For the second year, Belmont University and Kayne Avenue Missionary Baptist Church have partnered for a six-week academic enrichment summer camp sponsored by the University’s Office of Community Relations and Fifth Third Bank to benefit students of all ages living in the Edgehill neighborhood.
Next Generation Now Summer Enrichment Program began June 4 and its counselors work to improve academic achievement, community safety and nutritional health by supporting working families with the day camp. Nearly 30 youth have enrolled this summer.
“This is another way for us [the church] to reach kids in the community and get them out of the house and into church,” said Tim Hayes, Kayne’s youth minister and a student at American Baptist College. The camp has been a beneficial partnership for the community because it takes place in an area where many kids do not have access to summer programs because of costs and transportation, he said.

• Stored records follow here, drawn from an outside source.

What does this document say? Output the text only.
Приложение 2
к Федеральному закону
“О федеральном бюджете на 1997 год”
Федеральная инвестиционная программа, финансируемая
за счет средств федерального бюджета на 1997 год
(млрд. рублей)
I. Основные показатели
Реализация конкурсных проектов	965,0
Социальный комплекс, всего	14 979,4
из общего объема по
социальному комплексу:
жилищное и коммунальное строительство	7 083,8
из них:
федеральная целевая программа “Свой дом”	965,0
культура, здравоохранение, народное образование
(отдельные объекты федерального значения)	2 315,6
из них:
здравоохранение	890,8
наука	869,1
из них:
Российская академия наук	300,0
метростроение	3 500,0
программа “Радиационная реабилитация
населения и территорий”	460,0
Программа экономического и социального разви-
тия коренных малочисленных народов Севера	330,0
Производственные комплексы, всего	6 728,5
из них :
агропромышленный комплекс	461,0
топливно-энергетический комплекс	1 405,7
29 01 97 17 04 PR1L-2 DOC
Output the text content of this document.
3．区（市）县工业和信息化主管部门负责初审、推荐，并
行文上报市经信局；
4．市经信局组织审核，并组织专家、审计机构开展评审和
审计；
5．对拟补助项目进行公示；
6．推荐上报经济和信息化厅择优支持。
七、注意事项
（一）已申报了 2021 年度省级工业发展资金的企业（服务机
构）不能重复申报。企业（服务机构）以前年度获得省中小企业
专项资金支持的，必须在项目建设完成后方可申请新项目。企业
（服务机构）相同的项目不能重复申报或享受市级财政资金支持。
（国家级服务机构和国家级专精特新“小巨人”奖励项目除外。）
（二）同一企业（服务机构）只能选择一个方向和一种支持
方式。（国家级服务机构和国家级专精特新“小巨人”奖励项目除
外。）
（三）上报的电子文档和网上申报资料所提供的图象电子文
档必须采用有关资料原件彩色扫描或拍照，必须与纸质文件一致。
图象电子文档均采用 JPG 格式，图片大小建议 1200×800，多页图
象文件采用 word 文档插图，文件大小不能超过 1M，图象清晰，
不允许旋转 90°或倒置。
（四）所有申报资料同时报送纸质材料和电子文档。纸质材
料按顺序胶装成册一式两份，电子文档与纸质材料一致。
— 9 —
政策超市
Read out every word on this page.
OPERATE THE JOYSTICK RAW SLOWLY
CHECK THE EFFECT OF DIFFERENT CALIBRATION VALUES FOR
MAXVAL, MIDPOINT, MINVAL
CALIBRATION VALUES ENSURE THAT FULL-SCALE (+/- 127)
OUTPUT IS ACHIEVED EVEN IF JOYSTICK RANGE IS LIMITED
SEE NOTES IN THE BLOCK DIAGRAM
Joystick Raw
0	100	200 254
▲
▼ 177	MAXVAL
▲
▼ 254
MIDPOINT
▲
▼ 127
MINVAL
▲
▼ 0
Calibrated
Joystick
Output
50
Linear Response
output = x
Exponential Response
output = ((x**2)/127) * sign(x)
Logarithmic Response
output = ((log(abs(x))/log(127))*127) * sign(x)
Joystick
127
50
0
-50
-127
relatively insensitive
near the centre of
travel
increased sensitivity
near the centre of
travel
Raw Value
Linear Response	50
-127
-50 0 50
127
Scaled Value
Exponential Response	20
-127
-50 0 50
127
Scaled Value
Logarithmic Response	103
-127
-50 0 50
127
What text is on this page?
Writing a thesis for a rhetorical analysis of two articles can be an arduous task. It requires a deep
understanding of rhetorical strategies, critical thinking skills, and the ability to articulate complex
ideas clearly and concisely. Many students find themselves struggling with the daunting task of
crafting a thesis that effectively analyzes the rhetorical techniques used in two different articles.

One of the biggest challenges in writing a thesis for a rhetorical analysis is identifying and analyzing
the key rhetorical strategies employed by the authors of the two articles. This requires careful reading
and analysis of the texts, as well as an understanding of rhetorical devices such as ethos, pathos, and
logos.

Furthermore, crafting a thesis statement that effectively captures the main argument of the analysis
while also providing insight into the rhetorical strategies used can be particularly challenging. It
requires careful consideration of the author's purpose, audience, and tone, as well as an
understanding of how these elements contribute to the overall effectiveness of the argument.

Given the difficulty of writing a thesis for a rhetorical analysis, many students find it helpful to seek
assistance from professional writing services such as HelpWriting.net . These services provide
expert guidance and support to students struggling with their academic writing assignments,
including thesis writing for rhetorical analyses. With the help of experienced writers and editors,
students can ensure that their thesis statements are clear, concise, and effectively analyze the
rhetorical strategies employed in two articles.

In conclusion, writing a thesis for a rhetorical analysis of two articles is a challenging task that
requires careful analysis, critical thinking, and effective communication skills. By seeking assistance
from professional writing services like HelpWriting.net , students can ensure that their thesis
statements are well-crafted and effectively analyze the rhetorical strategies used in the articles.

Last summer, Belmont’s Department of Education designed the curriculum for children ages six to 12 to make the camp academic in nature while emphasizing literacy and self-confidence. This year the camp has expanded to include students up to age 17. Belmont University has contracted Dr. Rene Rochester, with Urban S.E.T., to give free ACT preparation workshops and college counseling to the high school students in exchange for their service as junior counselors. She has coordinated with the University library for use of its language materials.
With each week focusing on a different subject of academia, campers participate in science experiments, health and fitness exercises, art projects, history and culture activities. They also take weekly walks to the Edgehill library and plan to climb the rock wall in the Beaman Fitness Center as well as visit the Frist Center for the Visual Arts, Adventure Science Center and The Hermitage.
Belmont senior Gabrielle Hampton previously worked as a counselor and this year is directing the camp. She said, “I have taken what I have learned over the years and turned it into a curriculum that will work for [the students]. It is amazing how much they retain. I have a kid who came up to me at the beginning of camp and told me how his teacher talked about some things he learned in camp last summer.”